Waking up and it’s all a blur again

Sunday, November 12th, 2006

Antigone is open so with that behind me I get to start thinking about . . . Antigone. It looks like I might be lighting a one woman adaptation of the play next year. It’s funny how patterns show up in the work I get. Two productions of Antigone in a year. This current one is the fourth white set I have lit in 2006. Forever known as the “Year of White Scenery.” I am sure several of my collaborators would rush to point out that they are “Black and White” sets, but I am not up for quibbling with the details. It is also the Year of Fabric Sets, although unlike two of the others the fabric here is a wall and does not look like fabric, so perhaps it does not count.

The month of January is rapidly approaching and it is looking quite different than it was a few weeks ago. The Singspeil I was going to light got cancelled due to issues surrounding the rights to the piece and the adaptation the director wanted to do. There is also some question relating to two other projects as one of them had the dates shifted due to availability of the venue. As a result it now conflicts with another project. Getting this all sorted out is something of a mess and there really is no elegant solution.

Clouded Sunrise

Scheduling is such a difficult thing when dealing with independent producers. So often you get things like, “are you available around these dates to do a show?” But they can easily change by a week or months or get cancelled all together. Nothing is certain. Madness of Day as I mentioned earlier has been tentatively rescheduled for the spring, but without certain dates.

There must be a wonderful kind of comfort that comes with having a steady job. These kinds of issues do not come up. You just show up, do your work and get a paycheck. It’s nice, but tends to drive me insane very quickly. I get uncomfortable in the same space for too long. I like movement. I like movement as much I like returning to familiar places. This is why I love it when I get to work with the same or similar groups of people again. The sense of movement is maintained, but so too is a sense of continuity. It keeps things fresh.

A Picture Share!

The lighting for Antigone was composed with some sense of this. There were perhaps two dozen light cues, a lot of similar compositions returning, but the light was almost always moving. Sometimes the cues only reduced the light a small amount over ten minutes or more, or there would be a 25 minute subtle sunrise. Shadows were utilized as a kind of bass beat while the colors morph and transform over the actors bodies.

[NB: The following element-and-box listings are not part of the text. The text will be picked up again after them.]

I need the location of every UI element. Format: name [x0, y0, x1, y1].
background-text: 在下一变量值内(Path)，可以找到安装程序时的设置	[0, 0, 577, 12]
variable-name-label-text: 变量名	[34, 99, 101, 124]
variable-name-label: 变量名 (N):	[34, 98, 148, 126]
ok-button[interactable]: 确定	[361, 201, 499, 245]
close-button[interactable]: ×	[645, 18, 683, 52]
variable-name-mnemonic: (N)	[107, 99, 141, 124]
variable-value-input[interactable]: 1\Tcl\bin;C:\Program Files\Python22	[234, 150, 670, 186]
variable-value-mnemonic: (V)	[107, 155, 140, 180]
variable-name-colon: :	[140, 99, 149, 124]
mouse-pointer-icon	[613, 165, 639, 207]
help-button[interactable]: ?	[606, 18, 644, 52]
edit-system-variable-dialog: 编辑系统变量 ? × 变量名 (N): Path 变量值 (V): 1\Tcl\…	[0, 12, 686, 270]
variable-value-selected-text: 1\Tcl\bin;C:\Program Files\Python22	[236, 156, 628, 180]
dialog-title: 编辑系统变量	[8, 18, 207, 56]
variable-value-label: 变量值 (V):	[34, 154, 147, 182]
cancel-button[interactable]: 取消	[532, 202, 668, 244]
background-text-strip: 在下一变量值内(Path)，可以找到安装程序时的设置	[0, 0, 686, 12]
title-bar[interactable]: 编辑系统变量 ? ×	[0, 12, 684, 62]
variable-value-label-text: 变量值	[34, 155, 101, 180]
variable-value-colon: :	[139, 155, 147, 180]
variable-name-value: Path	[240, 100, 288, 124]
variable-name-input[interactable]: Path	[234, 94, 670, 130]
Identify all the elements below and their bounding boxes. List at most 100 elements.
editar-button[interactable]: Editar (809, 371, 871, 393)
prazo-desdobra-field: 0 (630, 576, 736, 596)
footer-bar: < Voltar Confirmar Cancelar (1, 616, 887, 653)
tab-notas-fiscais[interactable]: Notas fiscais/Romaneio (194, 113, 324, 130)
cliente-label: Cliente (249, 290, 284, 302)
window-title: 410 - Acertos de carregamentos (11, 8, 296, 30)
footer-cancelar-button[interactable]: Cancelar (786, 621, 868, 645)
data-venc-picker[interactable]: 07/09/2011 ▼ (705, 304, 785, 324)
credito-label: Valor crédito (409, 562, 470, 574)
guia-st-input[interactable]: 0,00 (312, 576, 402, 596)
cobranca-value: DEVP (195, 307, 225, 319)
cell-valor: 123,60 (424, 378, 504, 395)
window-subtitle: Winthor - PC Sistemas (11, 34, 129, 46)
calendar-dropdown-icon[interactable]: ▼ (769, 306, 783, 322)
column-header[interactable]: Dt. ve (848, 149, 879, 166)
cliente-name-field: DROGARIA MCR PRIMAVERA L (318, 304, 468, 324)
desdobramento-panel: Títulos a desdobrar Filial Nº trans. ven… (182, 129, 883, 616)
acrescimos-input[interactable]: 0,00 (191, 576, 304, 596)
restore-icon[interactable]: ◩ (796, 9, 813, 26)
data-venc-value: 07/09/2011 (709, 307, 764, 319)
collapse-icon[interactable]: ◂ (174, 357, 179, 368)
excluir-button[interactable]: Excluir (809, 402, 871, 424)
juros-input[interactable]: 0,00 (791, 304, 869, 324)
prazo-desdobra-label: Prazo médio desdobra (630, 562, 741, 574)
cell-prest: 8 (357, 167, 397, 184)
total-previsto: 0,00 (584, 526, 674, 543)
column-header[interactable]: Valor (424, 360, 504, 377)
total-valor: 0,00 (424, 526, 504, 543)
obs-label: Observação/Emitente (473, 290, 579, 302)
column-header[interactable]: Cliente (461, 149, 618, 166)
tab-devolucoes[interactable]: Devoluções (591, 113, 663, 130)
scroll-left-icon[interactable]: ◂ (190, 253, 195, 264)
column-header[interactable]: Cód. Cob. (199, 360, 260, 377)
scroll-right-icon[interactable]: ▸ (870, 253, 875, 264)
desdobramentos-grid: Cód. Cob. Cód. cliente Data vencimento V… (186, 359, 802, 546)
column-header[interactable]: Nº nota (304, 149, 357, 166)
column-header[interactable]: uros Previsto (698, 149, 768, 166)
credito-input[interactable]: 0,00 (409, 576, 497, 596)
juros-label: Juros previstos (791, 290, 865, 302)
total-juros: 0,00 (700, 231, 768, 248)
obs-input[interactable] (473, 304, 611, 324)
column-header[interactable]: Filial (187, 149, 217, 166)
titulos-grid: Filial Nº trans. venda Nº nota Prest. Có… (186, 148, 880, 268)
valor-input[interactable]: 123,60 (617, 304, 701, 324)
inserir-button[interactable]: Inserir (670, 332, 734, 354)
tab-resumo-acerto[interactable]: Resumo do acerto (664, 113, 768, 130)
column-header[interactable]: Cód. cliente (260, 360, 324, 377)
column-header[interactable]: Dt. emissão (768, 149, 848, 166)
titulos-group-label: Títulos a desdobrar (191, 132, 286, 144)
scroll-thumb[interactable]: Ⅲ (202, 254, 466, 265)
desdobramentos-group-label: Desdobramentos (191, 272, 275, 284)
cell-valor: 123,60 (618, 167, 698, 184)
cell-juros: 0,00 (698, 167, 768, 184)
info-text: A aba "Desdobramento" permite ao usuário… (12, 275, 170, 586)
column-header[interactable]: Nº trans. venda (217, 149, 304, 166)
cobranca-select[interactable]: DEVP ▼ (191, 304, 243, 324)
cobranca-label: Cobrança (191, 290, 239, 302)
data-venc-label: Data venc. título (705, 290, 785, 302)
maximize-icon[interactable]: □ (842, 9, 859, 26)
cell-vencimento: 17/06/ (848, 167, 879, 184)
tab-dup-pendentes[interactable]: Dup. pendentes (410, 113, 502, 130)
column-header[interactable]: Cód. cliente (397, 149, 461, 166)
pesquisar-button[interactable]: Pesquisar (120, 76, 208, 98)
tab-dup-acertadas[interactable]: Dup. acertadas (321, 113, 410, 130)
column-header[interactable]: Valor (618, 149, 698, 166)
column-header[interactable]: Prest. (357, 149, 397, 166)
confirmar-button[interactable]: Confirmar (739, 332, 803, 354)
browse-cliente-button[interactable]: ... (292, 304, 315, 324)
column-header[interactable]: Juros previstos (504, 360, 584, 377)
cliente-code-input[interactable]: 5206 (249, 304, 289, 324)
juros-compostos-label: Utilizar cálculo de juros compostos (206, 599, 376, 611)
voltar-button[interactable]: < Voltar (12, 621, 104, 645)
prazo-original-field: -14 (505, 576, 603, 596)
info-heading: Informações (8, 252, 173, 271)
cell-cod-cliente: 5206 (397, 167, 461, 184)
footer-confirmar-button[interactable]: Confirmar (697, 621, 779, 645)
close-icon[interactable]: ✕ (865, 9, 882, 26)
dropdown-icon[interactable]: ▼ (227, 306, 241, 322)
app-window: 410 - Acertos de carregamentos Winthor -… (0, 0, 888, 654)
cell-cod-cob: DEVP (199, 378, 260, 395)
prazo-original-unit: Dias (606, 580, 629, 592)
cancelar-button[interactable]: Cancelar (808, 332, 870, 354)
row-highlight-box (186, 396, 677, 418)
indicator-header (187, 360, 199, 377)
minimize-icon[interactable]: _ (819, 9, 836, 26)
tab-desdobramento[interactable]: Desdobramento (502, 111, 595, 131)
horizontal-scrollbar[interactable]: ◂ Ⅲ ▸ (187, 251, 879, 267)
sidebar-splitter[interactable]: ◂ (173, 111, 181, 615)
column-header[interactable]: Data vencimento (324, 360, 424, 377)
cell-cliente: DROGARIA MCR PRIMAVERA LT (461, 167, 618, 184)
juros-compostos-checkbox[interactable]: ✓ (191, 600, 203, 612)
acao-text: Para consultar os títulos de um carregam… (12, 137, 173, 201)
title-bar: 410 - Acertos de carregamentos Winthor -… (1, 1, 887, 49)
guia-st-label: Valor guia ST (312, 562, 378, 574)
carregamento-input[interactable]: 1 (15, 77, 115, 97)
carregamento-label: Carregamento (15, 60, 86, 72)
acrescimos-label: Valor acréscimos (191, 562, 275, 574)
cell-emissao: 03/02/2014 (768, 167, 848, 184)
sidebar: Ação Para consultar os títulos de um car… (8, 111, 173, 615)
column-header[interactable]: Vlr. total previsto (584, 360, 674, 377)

The world today seems without any purpose of finding value in political discourse. This reality is what so interests me in the text of Anouilh’s Antigone. In a world without meaning, a world of constantly shifting values, what meaning does, can or should a design for the play have? I find that question unresolved. And I think it is for the best. Linear thinking can not work nor can anything wholly arbitrary. Some synthesis of between the forms of meaning and the randomness of situations must be constructed. But what that is, can never be the same thing twice.